I am trying to reduce the computation time of my script,which is run with pypy. It has to calculate for a large number of lists/vectors/arrays the pairwise sums of absolute differences. The length of the input vectors is quite small, between 10 and 500. I tested three different approaches so far:
1) Naive approach, input as lists:
def std_sum(v1, v2):
distance = 0.0
for (a,b) in izip(v1, v2):
distance += math.fabs(a-b)
return distance
2) With lambdas and reduce, input as lists:
lzi = lambda v1, v2: reduce(lambda s, (a,b):s + math.fabs(a-b), izip(v1, v2), 0)
def lmd_sum(v1, v2):
return lzi(v1, v2)
3) Using numpy, input as numpy.arrays:
def np_sum(v1, v2):
return np.sum(np.abs(v1-v2))
On my machine, using pypy and pairs from itertools.combinations_with_replacement of 500 such lists, the first two approaches are very similar (roughly 5 seconds), while the numpy approach is significantly slower, taking around 12 seconds.
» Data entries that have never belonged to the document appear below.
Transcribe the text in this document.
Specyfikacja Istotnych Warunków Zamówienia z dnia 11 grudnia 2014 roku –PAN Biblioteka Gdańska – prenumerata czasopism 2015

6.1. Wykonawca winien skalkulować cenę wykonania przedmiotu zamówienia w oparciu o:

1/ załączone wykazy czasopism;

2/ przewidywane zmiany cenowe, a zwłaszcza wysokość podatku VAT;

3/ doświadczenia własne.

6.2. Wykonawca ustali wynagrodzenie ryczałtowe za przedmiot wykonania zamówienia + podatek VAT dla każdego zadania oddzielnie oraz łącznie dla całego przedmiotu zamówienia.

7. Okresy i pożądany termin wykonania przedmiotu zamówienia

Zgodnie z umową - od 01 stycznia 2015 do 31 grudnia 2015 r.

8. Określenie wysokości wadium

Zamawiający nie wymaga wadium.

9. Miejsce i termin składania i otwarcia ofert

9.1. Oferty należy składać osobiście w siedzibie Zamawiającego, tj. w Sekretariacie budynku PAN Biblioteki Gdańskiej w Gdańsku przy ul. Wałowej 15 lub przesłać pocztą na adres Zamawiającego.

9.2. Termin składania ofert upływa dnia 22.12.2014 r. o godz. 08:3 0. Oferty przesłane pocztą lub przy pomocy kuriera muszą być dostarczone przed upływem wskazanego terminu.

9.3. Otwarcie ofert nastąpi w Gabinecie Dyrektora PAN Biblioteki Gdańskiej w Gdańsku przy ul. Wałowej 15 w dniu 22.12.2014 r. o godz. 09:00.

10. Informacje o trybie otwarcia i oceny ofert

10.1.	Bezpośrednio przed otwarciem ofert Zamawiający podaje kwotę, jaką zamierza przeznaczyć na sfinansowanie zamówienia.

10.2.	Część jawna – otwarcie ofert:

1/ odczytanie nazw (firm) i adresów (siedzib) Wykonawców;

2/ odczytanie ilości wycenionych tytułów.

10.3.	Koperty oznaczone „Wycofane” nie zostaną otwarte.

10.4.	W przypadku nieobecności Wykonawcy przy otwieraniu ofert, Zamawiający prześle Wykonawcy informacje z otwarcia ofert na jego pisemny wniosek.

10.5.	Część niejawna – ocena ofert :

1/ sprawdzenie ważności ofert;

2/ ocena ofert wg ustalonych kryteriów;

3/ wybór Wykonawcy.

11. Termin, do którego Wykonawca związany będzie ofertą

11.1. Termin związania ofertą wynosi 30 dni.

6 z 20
Is there a faster way to do the calculations? The lists are read and parsed from text files and an increased preprocessing time would be no problem (such as creating numpy arrays). The lists contain floating point numbers and are of equal size which is known beforehand.
The script I use for ''benchmarking'' can be found here and some example data here.